In recent years, Indian stocks have consistently outperformed most emerging market countries, with all sectors showing positive performance. However, after a recent market correction, Indian stock valuations have fallen slightly, due in part to profit-taking, changes in geopolitics in the Middle East, and the upcoming US presidential elections. From a valuation perspective, Indian stocks (represented by the MSCI India Index) are currently valued lower than 1 standard deviation over the past five years. Some mid-cap stocks with strong fundamentals and higher earnings visibility have also undergone correction, making current valuations more reasonable than a few weeks ago.
Schroders points out that Indian companies have shown strong earnings growth, significantly outperforming most developed economies and some emerging markets such as Thailand, Indonesia, and Brazil.

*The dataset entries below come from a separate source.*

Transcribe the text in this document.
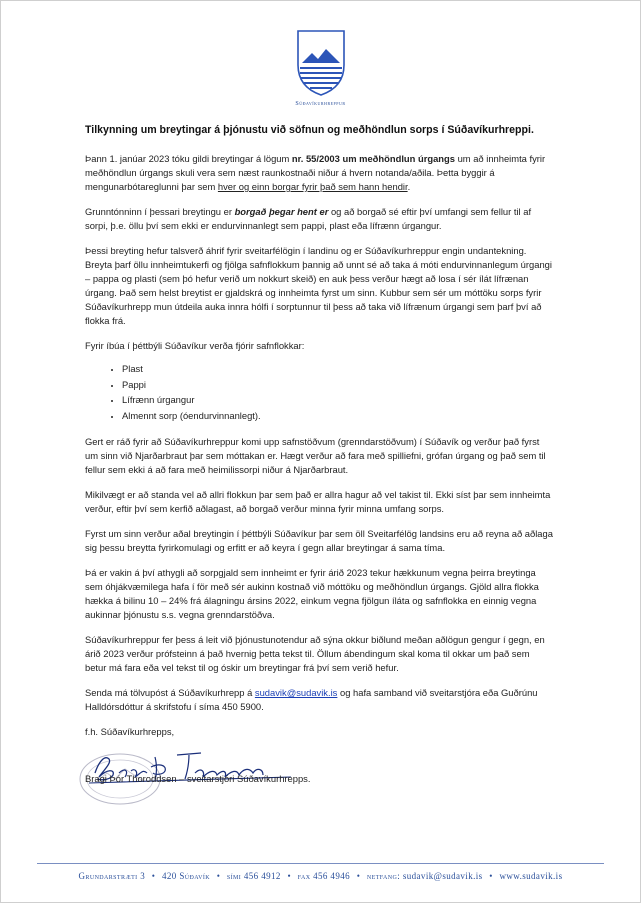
Súðavíkurhreppur
Tilkynning um breytingar á þjónustu við söfnun og meðhöndlun sorps í Súðavíkurhreppi.

Þann 1. janúar 2023 tóku gildi breytingar á lögum nr. 55/2003 um meðhöndlun úrgangs um að innheimta fyrir meðhöndlun úrgangs skuli vera sem næst raunkostnaði niður á hvern notanda/aðila. Þetta byggir á mengunarbótareglunni þar sem hver og einn borgar fyrir það sem hann hendir.

Grunntónninn í þessari breytingu er borgað þegar hent er og að borgað sé eftir því umfangi sem fellur til af sorpi, þ.e. öllu því sem ekki er endurvinnanlegt sem pappi, plast eða lífrænn úrgangur.

Þessi breyting hefur talsverð áhrif fyrir sveitarfélögin í landinu og er Súðavíkurhreppur engin undantekning. Breyta þarf öllu innheimtukerfi og fjölga safnflokkum þannig að unnt sé að taka á móti endurvinnanlegum úrgangi – pappa og plasti (sem þó hefur verið um nokkurt skeið) en auk þess verður hægt að losa í sér ílát lífrænan úrgang. Það sem helst breytist er gjaldskrá og innheimta fyrst um sinn. Kubbur sem sér um móttöku sorps fyrir Súðavíkurhrepp mun útdeila auka innra hólfi í sorptunnur til þess að taka við lífrænum úrgangi sem þarf því að flokka frá.

Fyrir íbúa í þéttbýli Súðavíkur verða fjórir safnflokkar:

• Plast
• Pappi
• Lífrænn úrgangur
• Almennt sorp (óendurvinnanlegt).

Gert er ráð fyrir að Súðavíkurhreppur komi upp safnstöðvum (grenndarstöðvum) í Súðavík og verður það fyrst um sinn við Njarðarbraut þar sem móttakan er. Hægt verður að fara með spilliefni, grófan úrgang og það sem til fellur sem ekki á að fara með heimilissorpi niður á Njarðarbraut.

Mikilvægt er að standa vel að allri flokkun þar sem það er allra hagur að vel takist til. Ekki síst þar sem innheimta verður, eftir því sem kerfið aðlagast, að borgað verður minna fyrir minna umfang sorps.

Fyrst um sinn verður aðal breytingin í þéttbýli Súðavíkur þar sem öll Sveitarfélög landsins eru að reyna að aðlaga sig þessu breytta fyrirkomulagi og erfitt er að keyra í gegn allar breytingar á sama tíma.

Þá er vakin á því athygli að sorpgjald sem innheimt er fyrir árið 2023 tekur hækkunum vegna þeirra breytinga sem óhjákvæmilega hafa í för með sér aukinn kostnað við móttöku og meðhöndlun úrgangs. Gjöld allra flokka hækka á bilinu 10 – 24% frá álagningu ársins 2022, einkum vegna fjölgun íláta og safnflokka en einnig vegna aukinnar þjónustu s.s. vegna grenndarstöðva.

Súðavíkurhreppur fer þess á leit við þjónustunotendur að sýna okkur biðlund meðan aðlögun gengur í gegn, en árið 2023 verður prófsteinn á það hvernig þetta tekst til. Öllum ábendingum skal koma til okkar um það sem betur má fara eða vel tekst til og óskir um breytingar frá því sem verið hefur.

Senda má tölvupóst á Súðavíkurhrepp á sudavik@sudavik.is og hafa samband við sveitarstjóra eða Guðrúnu Halldórsdóttur á skrifstofu í síma 450 5900.

f.h. Súðavíkurhrepps,

Bragi Þór Thoroddsen – sveitarstjóri Súðavíkurhrepps.

Grundarstræti 3 • 420 Súðavík • sími 456 4912 • fax 456 4946 • netfang: sudavik@sudavik.is • www.sudavik.is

Currently, it is the earnings reporting season in the Indian market, and the latest financial reports released so far remain robust.
For the fiscal year 2024, the return on equity (RoE) of the MSCI India Index reached 16.9%, a 13-year high, indicating increased returns for investors. With Indian companies' RoE transitioning from low double digits to mid double digits in recent years, it is expected to achieve higher and more sustainable RoE in the future.
Moreover, over the past decade, Indian companies have effectively managed their balance sheets, maintaining low leverage and benefiting from demand-driven growth. The debt ratio (total debt divided by total assets) of the MSCI India Index has significantly improved, dropping from 28% in 2019 to 21.2% by the third quarter of 2024. The ratio of free cash flow to sales has also risen substantially, now exceeding the long-term average. Schroders expects corporate balance sheets to continue strengthening.
In terms of liquidity, benefiting from robust domestic liquidity and inflows of foreign institutional funds, liquidity in the Indian stock market remains strong. These trends reflect the high confidence of Indian people in the country's economy and market, and this positive structural fund flow is expected to continue.
Schroders states that Indian stock valuations are falling to more attractive levels. Considering the strong fundamentals and macroeconomic stability that can support the valuation of Indian stocks, there is still room for valuation to increase in the future.